Kipcam

As the new year stood before us, so did, although more literally, the untouched garden of our new house. It was 40 Square meters of 5 different types of stone tiles, randomly arranged to prevent the weeds from overtaking the backyard. To improve upon this dreadful sight, we spend the next two months digging, building and planting the garden so we could enjoy it in spring. The main feature was the chicken-run that would be the new home for two chickens.

Having saved two chickens from a premature end-of-life, we gave them names that would symbolically free them from their anonymous life: Kipchoge and Kipchumba.

Kipcam

Chickens are curious creatures. They like to digg, eat everything that looks edible and lay eggs like there is no tomorrow. All these eggs need to be collected, but from the outside you never know if there are any eggs in the nest. To save me from the occasional disappointment, I installed a camera in the henhouse: the kipcam!

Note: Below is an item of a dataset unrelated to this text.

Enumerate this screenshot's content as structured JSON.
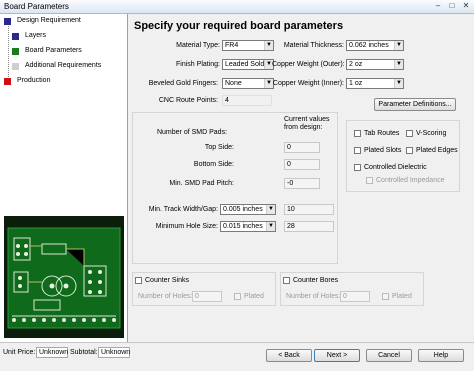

I quickly moved past any privacy concerns regarding the chickens and started planning the setup. I choose for a Wanscam HW0021 with WiFi and a dual-axis rotating camera to adjust the view. It does not have power over ethernet, so the only cable to connect was a power cable.

Snapshot of the Kipcam

Egg detection

Great! We can make snapshots and and view the nest by logging in to the IP camera from my local network. But what if we could automatically detect how many eggs lay in the nest? Enter phase two.

With object detection it all comes down to what differentiates that object from its surroundings. Looking at an egg in a nest, there are many ways to go about detection: color, surface area, edges, eliptical shape and even size.

Before writing an algorithm myself, I looked for people who tried to solve the same problem and found the startup Eggs Iting. They have developed a clever way to detect eggs using Local Binary Patterns. It is a fairly complex approach, but results in a robust detection. First I wanted to try a simpler solution because of two reasons:

  • First of all, they use a flash when taking snapshots to have a consistent light intensity and distribution on the photos they do detection on. This is especially useful when using LBP, but not possible with my setup.
  • Second, to know whether there is an egg, you need to compare an LBP histogram with that of a reference and calculate the minimum acceptable difference. That means needing a lot of labeled egg images..

Therefore, I look at how well I could detect eggs without using reference images

Hough Transform

The first idea was to use the hard edge, eliptical shape and consistent size to detect the eggs with a circular hough transform. This requires input parameters on the expected radius of the circle and is executed on binary image from canny edge detection. After playing with the parameters, the accumulator of the hough transform was too messy to clearly identify the center of each egg, altough there are some weak bright spots at the center of each egg, it gets lost in the noise.  

Distance transform

Looking at the canny edge detection output, I thought well from here it is pretty clear where the eggs lie. Mainly because of the matte surface, there are no edges detected inside the eggs. So instead of trying to the rid of the background, I can use high frequency noise to detect the eggs.

A distance transform calculates the distance to the nearest white pixel (edge pixel). This simple calculation clearly shows three islands with the highest value in the center as this is farthest from the edge in a circle. Using some constraints on the size and shape of the islands, it was easy to label them and detect eggs fairly accurately.

Telegram bot

The beauty of looking through the camera and detecting eggs was still confined to my local network and a Python script I had to run manually. To make this more user-friendly and available outside the comfort of my home, I wrote a telegram bot.

Telegram offers a very accesible API to create bots and there was even a Python wrapper available to make common tasks easier. The bot runs on a Raspberry Pi Model 3B+ that is connected to my local network and IP camera, to prevent port forwarding of the camera directly. The bot has two commands that fire the corresponding python scripts:

  • /snap : take a snapshot with the camera
  • /detect : detect how many eggs lay in the nest

Conclusion

It was great fun to make the hardware and software work together and show friends the magic of realtime egg detection on my phone. The detection is not as robust as I would like, but I'm still very pleased with the performance for such a simple algorithm. I am happy, let's see if the chickens will also thrive in their new home.